パリ政治学院(シアンスポ)が揺れている。学院長の辞任に続いて、学内の人種差別問題が浮上している。
パリ政治学院は政治家の登竜門としても知られる名門校で、マクロン大統領をはじめとして出身者は多い。そのマティアス・ビシュラ学院長は13日に辞意を表明。学院長はマクロン大統領とも同窓の間柄だが、元内縁の妻にDVで告訴を受け、去る12月に事情聴取を受けていた。学院長側も元内縁の妻をDVで告訴しており、検察当局は先に、両者をともに起訴することを決定した。学院長は、この件が学校に害をなすのを避ける目的で辞任すると説明している。

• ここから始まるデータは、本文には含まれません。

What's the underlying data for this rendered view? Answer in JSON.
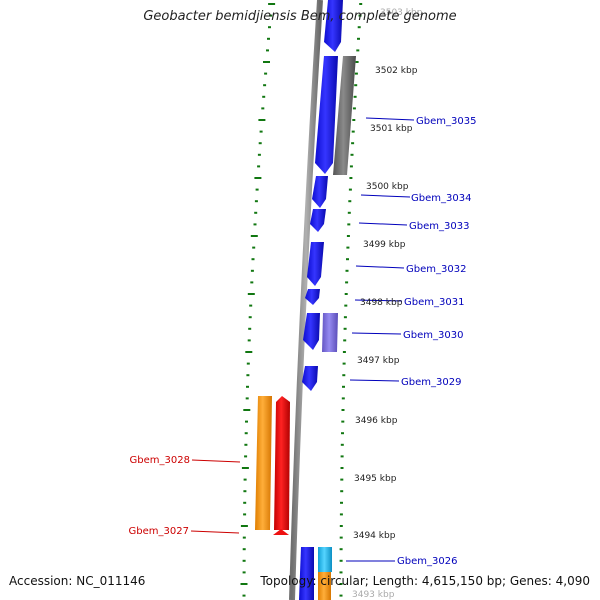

これに前後して、学内で12日に発生した事案が政治問題に発展している。同日には、パレスチナ支持派による無届の学生運動が学内で行われたが、この際に、仏ユダヤ人学生連盟(UEJF)に所属する女子学生が入場を妨害される事案があった。ユダヤ人排斥的な言葉が発せられたとの証言もある。マクロン大統領は13日に開いた閣議でこの問題を取り上げ、このようなことは容認できないと言明。政府はこの件を検察当局に通報した。アタル首相は同日夜にパリ政治学院の理事会を訪問し、政府として強い憂慮の念を伝えた。